F1 and top-level football do not live or die by sponsorship. Their financial base is built on media rights first, with ticketing and merchandising adding serious weight behind it. Sponsors matter, but they sit on top of an already functioning engine. A team can lose a partner and still exist because the core revenues keep flowing.
Cycling is the reverse. Sponsorship is not the top layer, it is the entire structure. Teams do not share in media rights, there is no ticketing revenue to fall back on, and merchandising remains marginal, partly because most followers support the sport and its riders more than they identify as die-hard fans of a single team.
That mismatch is the pressure point. Sponsors are being asked to fund not just visibility, but the full cost of competing, year after year, in a sport that has few other dependable income streams. And in most cases, they are doing so without the one payoff that sells sponsorship so easily elsewhere: consistent moments of victory, with their brand front and centre on the finish line.
As a result, several smaller teams are starting to come under real pressure. Arkéa-B&B Hotels is set to disappear in 2025, Intermarché and Lotto have been forced into a merger, and at Team Picnic PostNL, the financial picture appears far from stable.

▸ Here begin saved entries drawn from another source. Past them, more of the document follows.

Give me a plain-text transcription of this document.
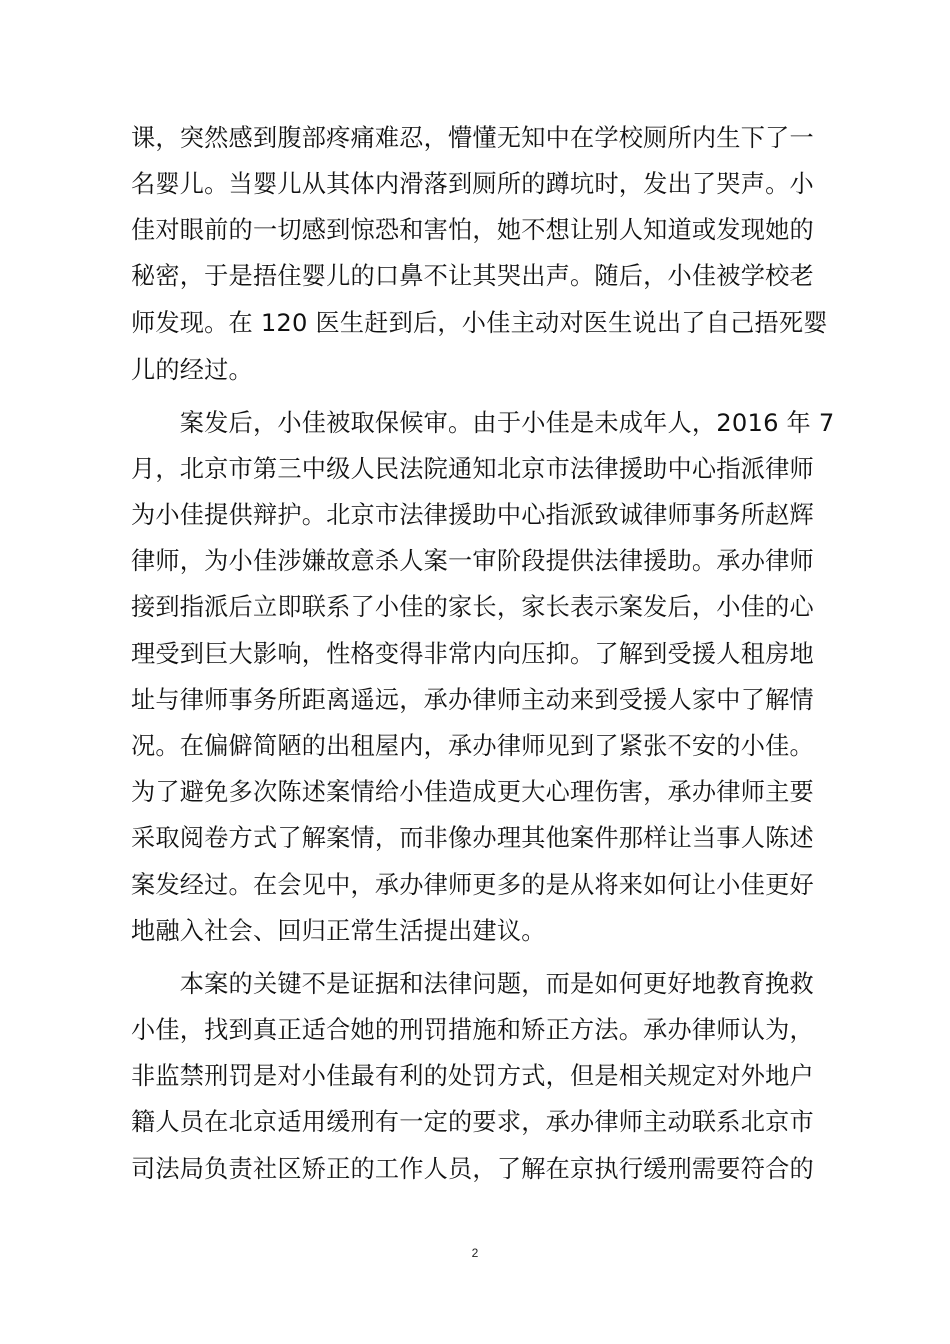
课，突然感到腹部疼痛难忍，懵懂无知中在学校厕所内生下了一
名婴儿。当婴儿从其体内滑落到厕所的蹲坑时，发出了哭声。小
佳对眼前的一切感到惊恐和害怕，她不想让别人知道或发现她的
秘密，于是捂住婴儿的口鼻不让其哭出声。随后，小佳被学校老
师发现。在 120 医生赶到后，小佳主动对医生说出了自己捂死婴
儿的经过。
　　案发后，小佳被取保候审。由于小佳是未成年人，2016 年 7
月，北京市第三中级人民法院通知北京市法律援助中心指派律师
为小佳提供辩护。北京市法律援助中心指派致诚律师事务所赵辉
律师，为小佳涉嫌故意杀人案一审阶段提供法律援助。承办律师
接到指派后立即联系了小佳的家长，家长表示案发后，小佳的心
理受到巨大影响，性格变得非常内向压抑。了解到受援人租房地
址与律师事务所距离遥远，承办律师主动来到受援人家中了解情
况。在偏僻简陋的出租屋内，承办律师见到了紧张不安的小佳。
为了避免多次陈述案情给小佳造成更大心理伤害，承办律师主要
采取阅卷方式了解案情，而非像办理其他案件那样让当事人陈述
案发经过。在会见中，承办律师更多的是从将来如何让小佳更好
地融入社会、回归正常生活提出建议。
　　本案的关键不是证据和法律问题，而是如何更好地教育挽救
小佳，找到真正适合她的刑罚措施和矫正方法。承办律师认为，
非监禁刑罚是对小佳最有利的处罚方式，但是相关规定对外地户
籍人员在北京适用缓刑有一定的要求，承办律师主动联系北京市
司法局负责社区矫正的工作人员，了解在京执行缓刑需要符合的
2
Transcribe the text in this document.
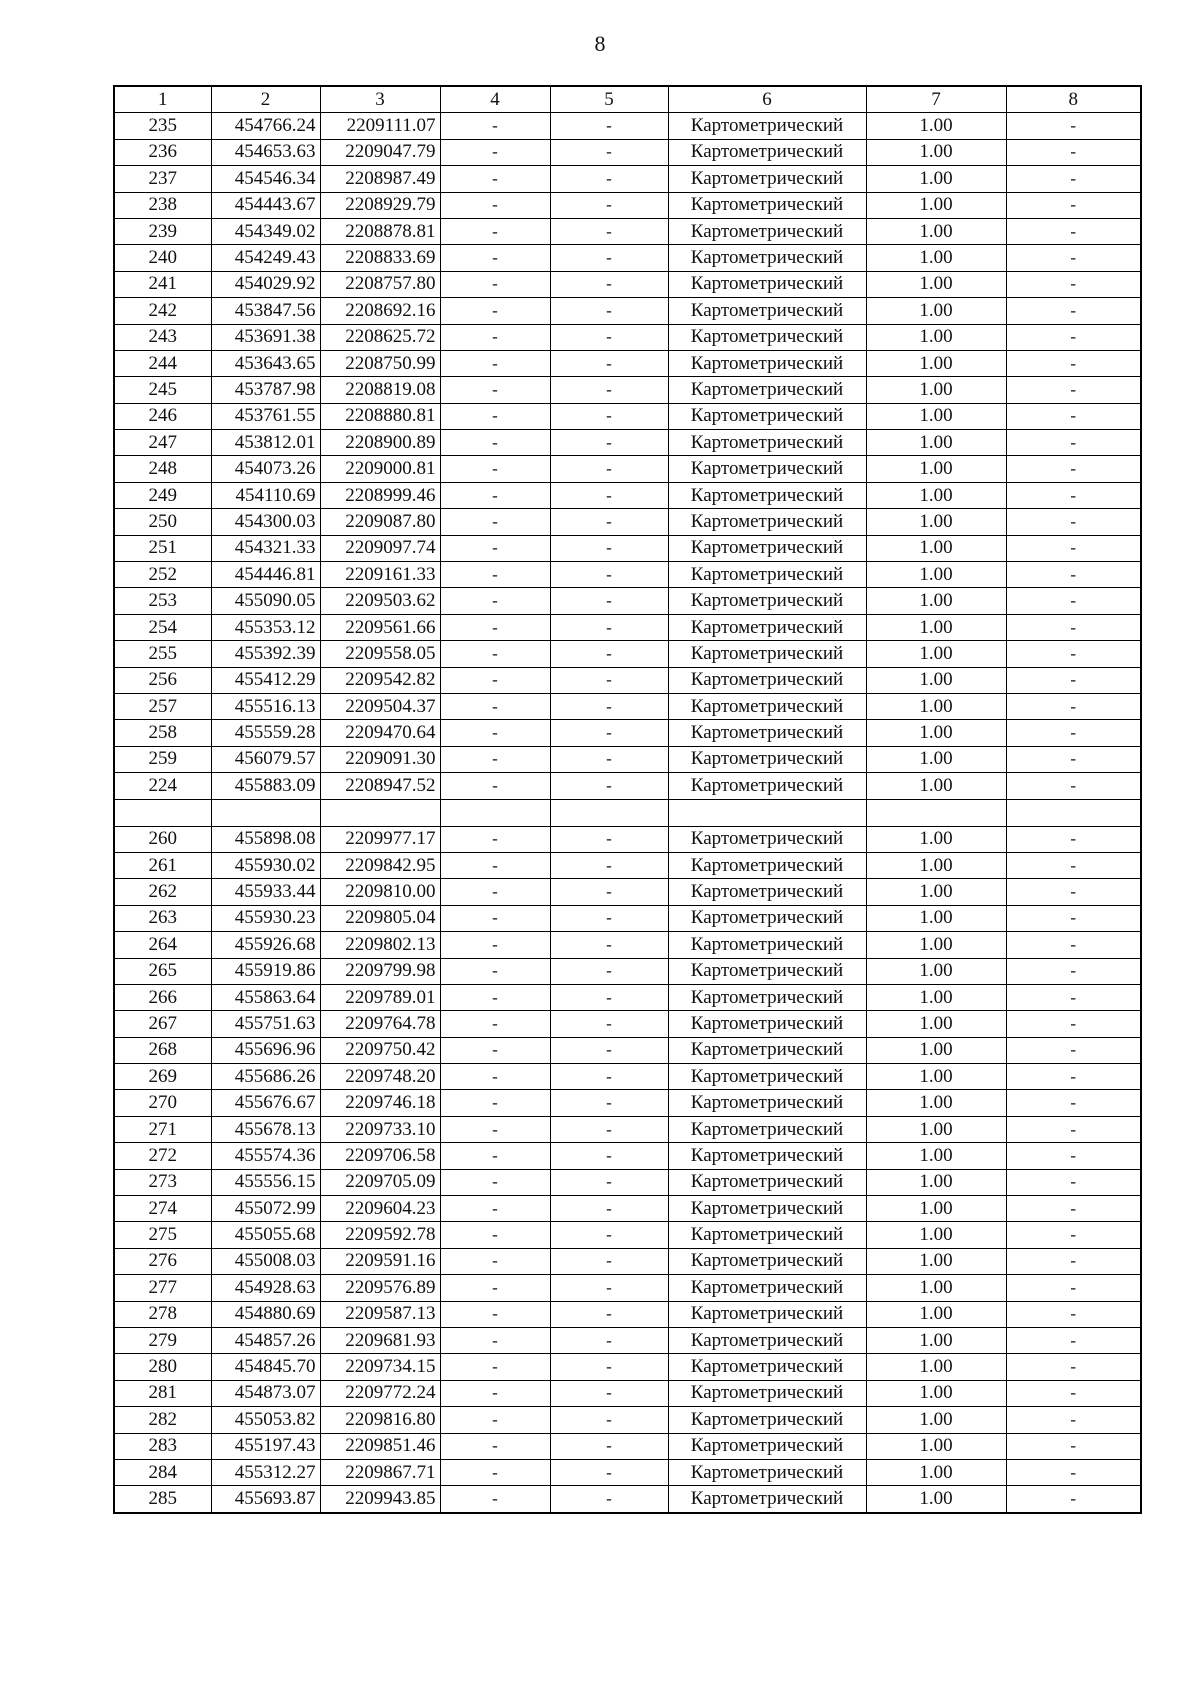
8
1	2	3	4	5	6	7	8
235	454766.24	2209111.07	-	-	Картометрический	1.00	-
236	454653.63	2209047.79	-	-	Картометрический	1.00	-
237	454546.34	2208987.49	-	-	Картометрический	1.00	-
238	454443.67	2208929.79	-	-	Картометрический	1.00	-
239	454349.02	2208878.81	-	-	Картометрический	1.00	-
240	454249.43	2208833.69	-	-	Картометрический	1.00	-
241	454029.92	2208757.80	-	-	Картометрический	1.00	-
242	453847.56	2208692.16	-	-	Картометрический	1.00	-
243	453691.38	2208625.72	-	-	Картометрический	1.00	-
244	453643.65	2208750.99	-	-	Картометрический	1.00	-
245	453787.98	2208819.08	-	-	Картометрический	1.00	-
246	453761.55	2208880.81	-	-	Картометрический	1.00	-
247	453812.01	2208900.89	-	-	Картометрический	1.00	-
248	454073.26	2209000.81	-	-	Картометрический	1.00	-
249	454110.69	2208999.46	-	-	Картометрический	1.00	-
250	454300.03	2209087.80	-	-	Картометрический	1.00	-
251	454321.33	2209097.74	-	-	Картометрический	1.00	-
252	454446.81	2209161.33	-	-	Картометрический	1.00	-
253	455090.05	2209503.62	-	-	Картометрический	1.00	-
254	455353.12	2209561.66	-	-	Картометрический	1.00	-
255	455392.39	2209558.05	-	-	Картометрический	1.00	-
256	455412.29	2209542.82	-	-	Картометрический	1.00	-
257	455516.13	2209504.37	-	-	Картометрический	1.00	-
258	455559.28	2209470.64	-	-	Картометрический	1.00	-
259	456079.57	2209091.30	-	-	Картометрический	1.00	-
224	455883.09	2208947.52	-	-	Картометрический	1.00	-

260	455898.08	2209977.17	-	-	Картометрический	1.00	-
261	455930.02	2209842.95	-	-	Картометрический	1.00	-
262	455933.44	2209810.00	-	-	Картометрический	1.00	-
263	455930.23	2209805.04	-	-	Картометрический	1.00	-
264	455926.68	2209802.13	-	-	Картометрический	1.00	-
265	455919.86	2209799.98	-	-	Картометрический	1.00	-
266	455863.64	2209789.01	-	-	Картометрический	1.00	-
267	455751.63	2209764.78	-	-	Картометрический	1.00	-
268	455696.96	2209750.42	-	-	Картометрический	1.00	-
269	455686.26	2209748.20	-	-	Картометрический	1.00	-
270	455676.67	2209746.18	-	-	Картометрический	1.00	-
271	455678.13	2209733.10	-	-	Картометрический	1.00	-
272	455574.36	2209706.58	-	-	Картометрический	1.00	-
273	455556.15	2209705.09	-	-	Картометрический	1.00	-
274	455072.99	2209604.23	-	-	Картометрический	1.00	-
275	455055.68	2209592.78	-	-	Картометрический	1.00	-
276	455008.03	2209591.16	-	-	Картометрический	1.00	-
277	454928.63	2209576.89	-	-	Картометрический	1.00	-
278	454880.69	2209587.13	-	-	Картометрический	1.00	-
279	454857.26	2209681.93	-	-	Картометрический	1.00	-
280	454845.70	2209734.15	-	-	Картометрический	1.00	-
281	454873.07	2209772.24	-	-	Картометрический	1.00	-
282	455053.82	2209816.80	-	-	Картометрический	1.00	-
283	455197.43	2209851.46	-	-	Картометрический	1.00	-
284	455312.27	2209867.71	-	-	Картометрический	1.00	-
285	455693.87	2209943.85	-	-	Картометрический	1.00	-
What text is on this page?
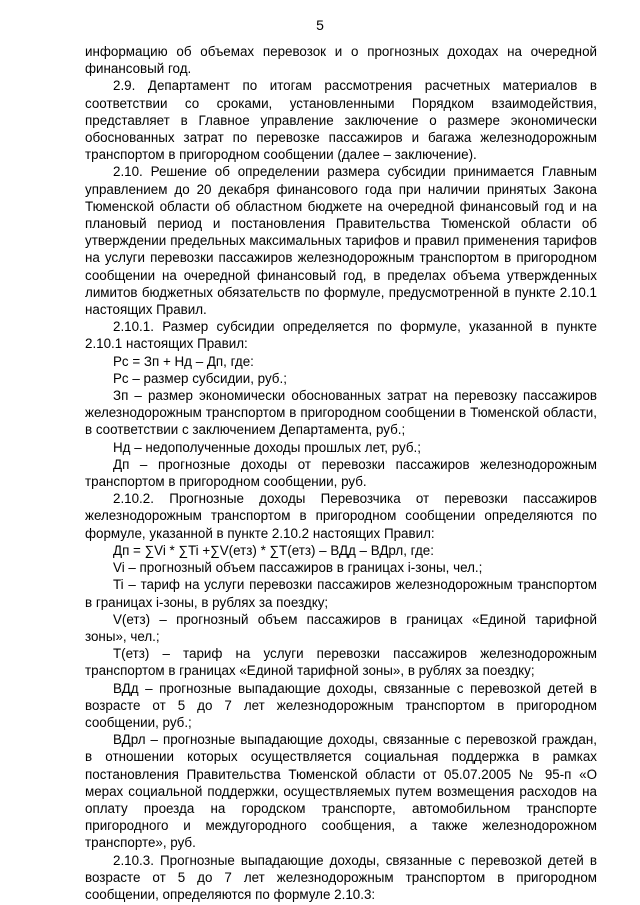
5

информацию об объемах перевозок и о прогнозных доходах на очередной финансовый год.

2.9. Департамент по итогам рассмотрения расчетных материалов в соответствии со сроками, установленными Порядком взаимодействия, представляет в Главное управление заключение о размере экономически обоснованных затрат по перевозке пассажиров и багажа железнодорожным транспортом в пригородном сообщении (далее – заключение).

2.10. Решение об определении размера субсидии принимается Главным управлением до 20 декабря финансового года при наличии принятых Закона Тюменской области об областном бюджете на очередной финансовый год и на плановый период и постановления Правительства Тюменской области об утверждении предельных максимальных тарифов и правил применения тарифов на услуги перевозки пассажиров железнодорожным транспортом в пригородном сообщении на очередной финансовый год, в пределах объема утвержденных лимитов бюджетных обязательств по формуле, предусмотренной в пункте 2.10.1 настоящих Правил.

2.10.1. Размер субсидии определяется по формуле, указанной в пункте 2.10.1 настоящих Правил:

Рс = Зп + Нд – Дп, где:

Рс – размер субсидии, руб.;

Зп – размер экономически обоснованных затрат на перевозку пассажиров железнодорожным транспортом в пригородном сообщении в Тюменской области, в соответствии с заключением Департамента, руб.;

Нд – недополученные доходы прошлых лет, руб.;

Дп – прогнозные доходы от перевозки пассажиров железнодорожным транспортом в пригородном сообщении, руб.

2.10.2. Прогнозные доходы Перевозчика от перевозки пассажиров железнодорожным транспортом в пригородном сообщении определяются по формуле, указанной в пункте 2.10.2 настоящих Правил:

Дп = ∑Vi * ∑Ti +∑V(етз) * ∑T(етз) – ВДд – ВДрл, где:

Vi – прогнозный объем пассажиров в границах i-зоны, чел.;

Ti – тариф на услуги перевозки пассажиров железнодорожным транспортом в границах i-зоны, в рублях за поездку;

V(етз) – прогнозный объем пассажиров в границах «Единой тарифной зоны», чел.;

T(етз) – тариф на услуги перевозки пассажиров железнодорожным транспортом в границах «Единой тарифной зоны», в рублях за поездку;

ВДд – прогнозные выпадающие доходы, связанные с перевозкой детей в возрасте от 5 до 7 лет железнодорожным транспортом в пригородном сообщении, руб.;

ВДрл – прогнозные выпадающие доходы, связанные с перевозкой граждан, в отношении которых осуществляется социальная поддержка в рамках постановления Правительства Тюменской области от 05.07.2005 № 95-п «О мерах социальной поддержки, осуществляемых путем возмещения расходов на оплату проезда на городском транспорте, автомобильном транспорте пригородного и междугородного сообщения, а также железнодорожном транспорте», руб.

2.10.3. Прогнозные выпадающие доходы, связанные с перевозкой детей в возрасте от 5 до 7 лет железнодорожным транспортом в пригородном сообщении, определяются по формуле 2.10.3:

The arms race also shows up in something fans can see immediately: the way rosters are built.
Where once you could still find Grand Tour GC leaders and credible top five contenders spread across smaller teams, the trend now is clear: the strongest riders are clustering at the sport’s biggest powerhouses. Red Bull Bora hansgrohe is a prime example, with a remarkable depth chart that includes Remco Evenepoel, Jai Hindley, Primož Roglič, Florian Lipowitz, Daniel Martínez, Giulio Pellizzari and Aleksandr Vlasov. In other words, almost a quarter of their roster has proven GC potential.
As the team’s Head of Sport, Zak Dempster, put it: “We’ve got, like, seven GC guys, so it’s pretty hard to fit them when there are only three Grand Tours.”
The transfer market is accelerating the same shift. Riders who show early flashes of GC potential, like Oscar Onley and Matthew Riccitello, are being snapped up quickly by teams such as Ineos and Decathlon. Derek Gee’s expected move from Israel-Premier Tech to Lidl Trek points the same way, with riders leaving smaller structures to become part of cycling’s growing super squads.
But it isn’t limited to the names who have already offered a glimpse of their quality at the highest level. The war on talent can’t go unmentioned either. The same principle applies here: the teams with the greatest resources snap up the top prospects from the junior ranks because, quite simply, they have the most to offer.
What makes this trend so hard to reverse is that it is not just about ambition, but about leverage. Once the biggest teams start controlling both proven winners and the next wave of talent, they can spread risk across deeper rosters, stronger performance departments and bigger calendars, while smaller teams are forced to bet on a narrow set of outcomes and hope a sponsor stays patient.
In the short term, fans might get a spectacle of a few teams who go all-in on each other to win the biggest races. In the long term, the danger is competitive shrinkage, fewer viable projects outside the top tier, and a market where talent development becomes another asset controlled by the richest operators.
Cycling does not need less investment. It needs a model that enables teams to stay competitive and financially stable without state backing or a sponsor effectively becoming an investor. Designing that model is complex. But one thing is clear: the solution requires a collective approach from teams, race organisers, and governing bodies like the UCI to improve cycling as a product, with a more streamlined calendar, better commercialisation of the sport, and a revenue sharing system that accelerates growth and benefits all parties.
Until that changes, the arms race will keep shaping not just who wins, but who gets to keep playing.